Thomas Gleixner <tglx@xxxxxxxxxxxxx> · Fri, 03 Sep 2021 10:07:38 +0200

Fabio,

On Thu, Sep 02 2021 at 23:51, Thomas Gleixner wrote:
> On Wed, Aug 18 2021 at 10:56, Paul E. McKenney wrote:
>> On Wed, Aug 18, 2021 at 02:02:17PM -0300, Fabio Estevam wrote:
>>> On Wed, Aug 18, 2021 at 1:29 PM Fabio Estevam <festevam@xxxxxxxxx> wrote:
>>>
>>> With the debug patch and suggested command line, I get the following log:
>>> https://pastebin.com/raw/X96zKw7i
>
> And looking at that ftrace output in the pastebin there is nothing which
> raises NET_TX_SOFTIRQ but then the warning claims it is pending.
>
> This does not make any sense at all.

Looked once more at the trace output. It seems to be incomplete. The
last recording of softirq raise was at 379568us ~= 0.38s post boot, but
the splat comes about 20 seconds post boot. Did your kernel trigger a
WARN_ON before that splat? If so, that might have disabled tracing.

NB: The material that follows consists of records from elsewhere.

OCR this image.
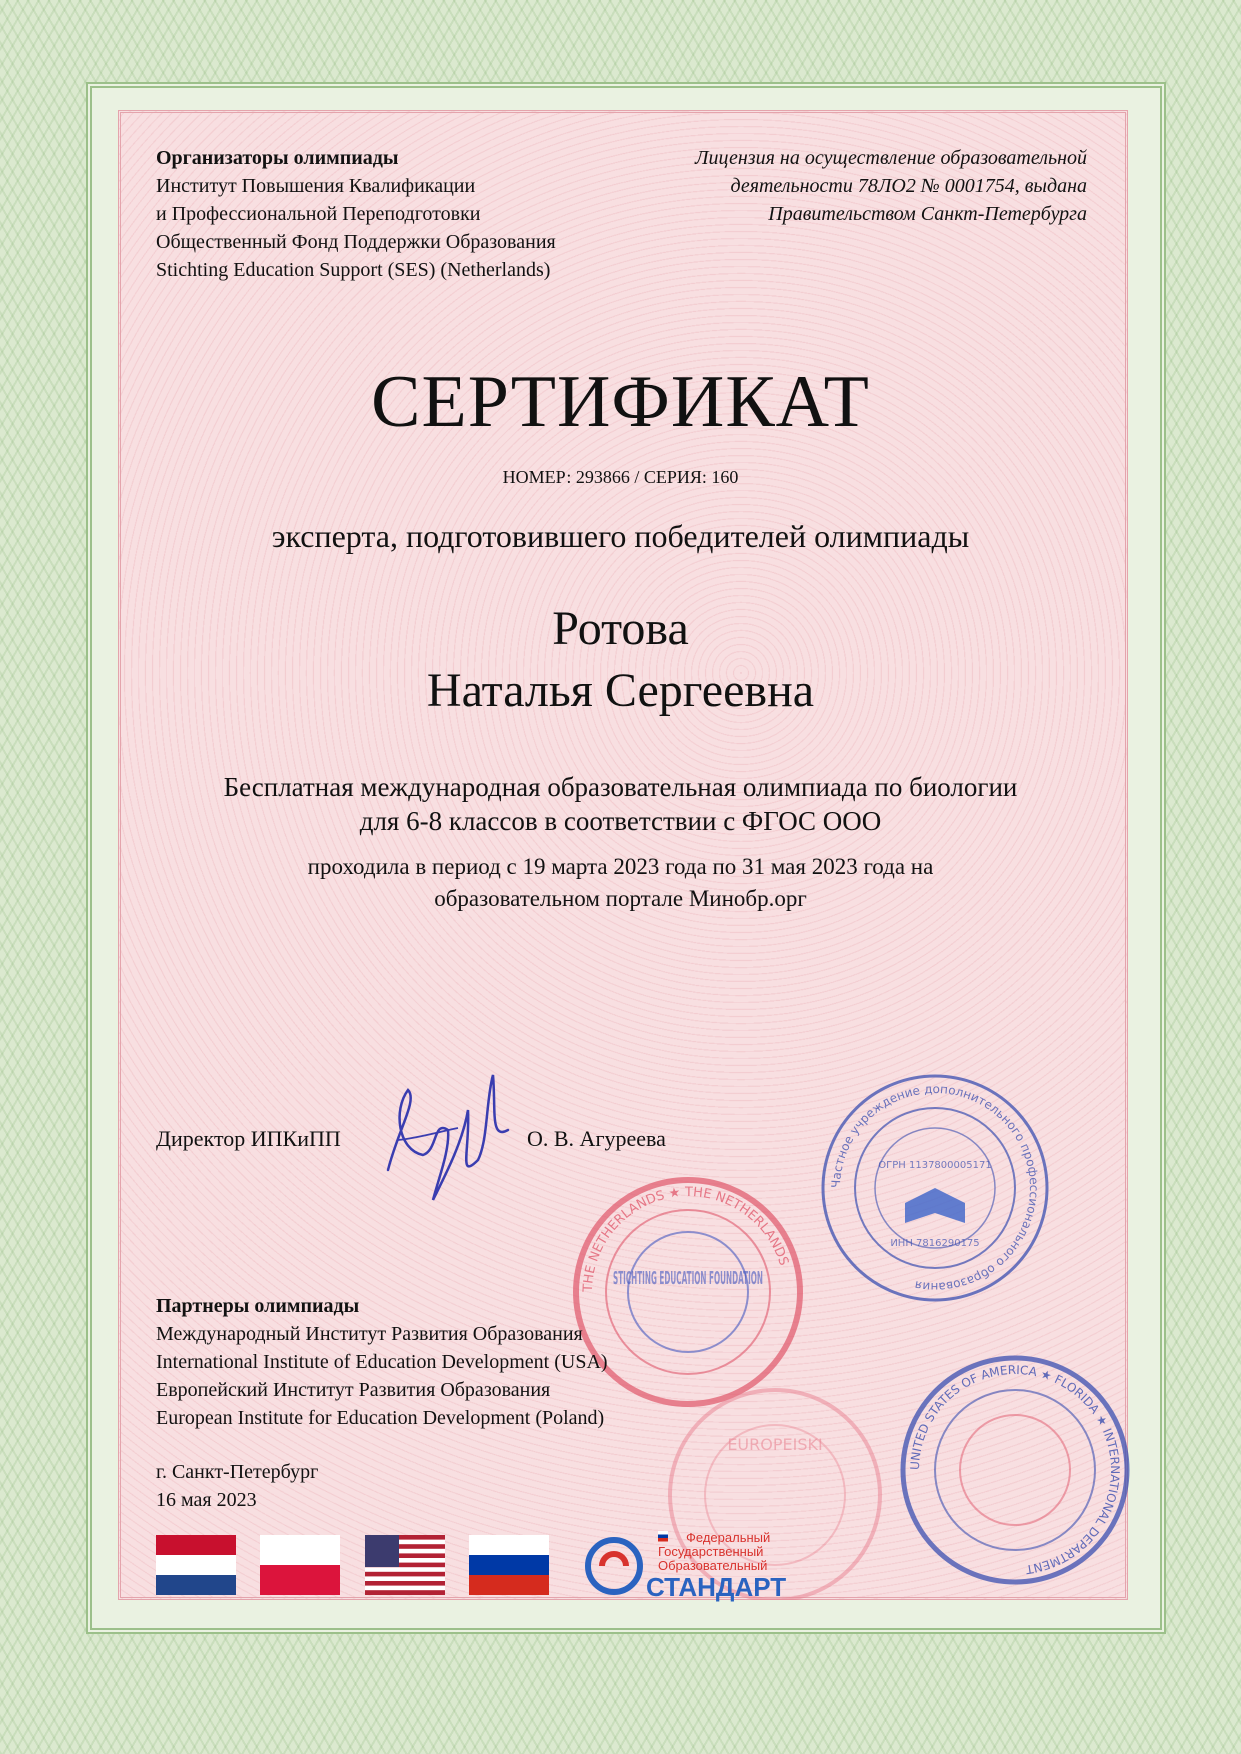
Организаторы олимпиады
Институт Повышения Квалификации
и Профессиональной Переподготовки
Общественный Фонд Поддержки Образования
Stichting Education Support (SES) (Netherlands)
Лицензия на осуществление образовательной
деятельности 78ЛО2 № 0001754, выдана
Правительством Санкт-Петербурга
СЕРТИФИКАТ
НОМЕР: 293866 / СЕРИЯ: 160
эксперта, подготовившего победителей олимпиады
Ротова
Наталья Сергеевна
Бесплатная международная образовательная олимпиада по биологии
для 6-8 классов в соответствии с ФГОС ООО
проходила в период с 19 марта 2023 года по 31 мая 2023 года на
образовательном портале Минобр.орг
Директор ИПКиПП	О. В. Агуреева
Частное учреждение дополнительного профессионального образования
ОГРН 1137800005171
ИНН 7816290175
THE NETHERLANDS ★ THE NETHERLANDS
STICHTING EDUCATION FOUNDATION
EUROPEISKI
UNITED STATES OF AMERICA ★ FLORIDA ★ INTERNATIONAL DEPARTMENT
Партнеры олимпиады
Международный Институт Развития Образования
International Institute of Education Development (USA)
Европейский Институт Развития Образования
European Institute for Education Development (Poland)
г. Санкт-Петербург
16 мая 2023
Федеральный
Государственный
Образовательный
СТАНДАРТ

As you are triggering this manually by invoking hostapd and the machine
should be still functional afterwards, can you please replace Paul's
debug patch with the one below? Please remove the command line option
and do the following:

# echo 1 >/sys/kernel/debug/tracing/events/irq/softirq_raise/enable
# echo 1 >/sys/kernel/debug/tracing/events/irq/softirq_entry/enable
# echo 1 > /proc/sys/kernel/stack_tracer_enabled
# hostapd ...

Once the warning triggered do:

# cat /sys/kernel/debug/tracing/trace >trace.txt

That should give us the full trace data and hopefully a better
understanding of the problem.

Thanks,

        tglx
---

diff --git a/kernel/time/tick-sched.c b/kernel/time/tick-sched.c
index 6bffe5af8cb1..269f804090ef 100644
--- a/kernel/time/tick-sched.c
+++ b/kernel/time/tick-sched.c
@@ -1015,6 +1015,7 @@ static bool can_stop_idle_tick(int cpu, struct tick_sched *ts)
 
 		if (ratelimit < 10 && !local_bh_blocked() &&
 		    (local_softirq_pending() & SOFTIRQ_STOP_IDLE_MASK)) {
+			tracing_off();
 			pr_warn("NOHZ tick-stop error: Non-RCU local softirq work is pending, handler #%02x!!!\n",
 				(unsigned int) local_softirq_pending());
 			ratelimit++;